ANN ARBOR – Michigan Stadium reopened its doors on Thursday morning after months of closure as a new site for Michigan Medicine’s sweeping COVID-19 vaccination program.
Throughout the morning, university staff and students who fall under the priority group Phase 1A trickled in to the Jack Roth Stadium Club to receive the first dose of the Pfizer-BioNTech vaccine.
Roughly 200 individuals are scheduled to receive the vaccine on Thursday at the new program location.
Michigan Medicine aims to eventually vaccinate 2,000 people per day at The Big House, said David Miller, urologist and Chief Clinical Officer at U-M’s Cardiovascular Hospital.

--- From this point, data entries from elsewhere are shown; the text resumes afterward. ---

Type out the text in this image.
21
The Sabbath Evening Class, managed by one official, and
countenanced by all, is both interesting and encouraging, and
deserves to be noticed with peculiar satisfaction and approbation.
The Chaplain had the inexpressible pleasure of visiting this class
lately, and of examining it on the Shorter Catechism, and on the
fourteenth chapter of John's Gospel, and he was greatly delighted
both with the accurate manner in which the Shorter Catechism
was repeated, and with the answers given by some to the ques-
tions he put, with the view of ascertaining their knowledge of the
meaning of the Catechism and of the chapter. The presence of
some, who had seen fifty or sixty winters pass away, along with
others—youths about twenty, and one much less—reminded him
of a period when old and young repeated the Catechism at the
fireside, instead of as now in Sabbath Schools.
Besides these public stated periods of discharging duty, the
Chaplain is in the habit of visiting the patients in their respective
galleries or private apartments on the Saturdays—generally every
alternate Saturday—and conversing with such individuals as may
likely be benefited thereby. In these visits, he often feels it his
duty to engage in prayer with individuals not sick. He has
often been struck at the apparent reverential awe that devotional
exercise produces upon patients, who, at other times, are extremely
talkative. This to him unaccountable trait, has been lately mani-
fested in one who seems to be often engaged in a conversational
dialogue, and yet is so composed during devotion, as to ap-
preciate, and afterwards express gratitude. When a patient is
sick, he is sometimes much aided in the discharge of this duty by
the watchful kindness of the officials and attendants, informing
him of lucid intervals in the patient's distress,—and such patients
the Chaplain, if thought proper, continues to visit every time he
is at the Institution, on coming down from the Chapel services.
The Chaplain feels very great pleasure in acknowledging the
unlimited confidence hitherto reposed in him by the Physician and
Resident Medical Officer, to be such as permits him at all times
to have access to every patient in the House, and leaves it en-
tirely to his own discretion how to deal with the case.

“As our supply from the state increased, we’ve needed to expand our locations for vaccinations beyond the hospital and we thought the stadium was a great location,” said Miller.
Miller said the Big House was chosen for its large indoor space, allowing plenty of room for vaccination teams and proper social distancing. He added that easy parking also played a factor in designating the site.
“Looking forward, we’re considering that we’ll have to vaccinate up to 130,000 individuals,” Miller added. “So being able to do this to scale, we see the stadium as an important part of our overall efforts.”
He said that as vaccine supply increases and state guidelines shift, Michigan Medicine plans to expand through Phase 2 of the state’s vaccine plan, which includes everyone over the age of 16.
Retired nurse Deborah Rutherford was busy vaccinating individuals at her station. A nurse for 44 years, she wanted to lend her skills to the vaccination effort so that inpatient nurses could continue working in the hospital.
“I never wanted to stop working,” said Rutherford. “It’s exciting to be part of something that’s a part of history. University of Michigan is so organized.”
Pediatric emergency room nurse, Brandi Schneider, received her first dose of the vaccine on Thursday morning. When asked if she’d been in contact with COVID-19 patients, she said it’s very possible.
“A lot of times in the ER, you don’t know what’s coming in until hours later,” said Schneider.
She said she was getting vaccinated to protect those around her, including her husband who has lung issues.
The vaccine vials themselves were kept in a guarded cooler equipped with an alarm should temperatures rise above proper deep freeze storage levels.
As of Wednesday, Michigan Medicine has vaccinated nearly 7,000 members of its frontline community. Vaccinations are being administered seven days a week, including on holidays.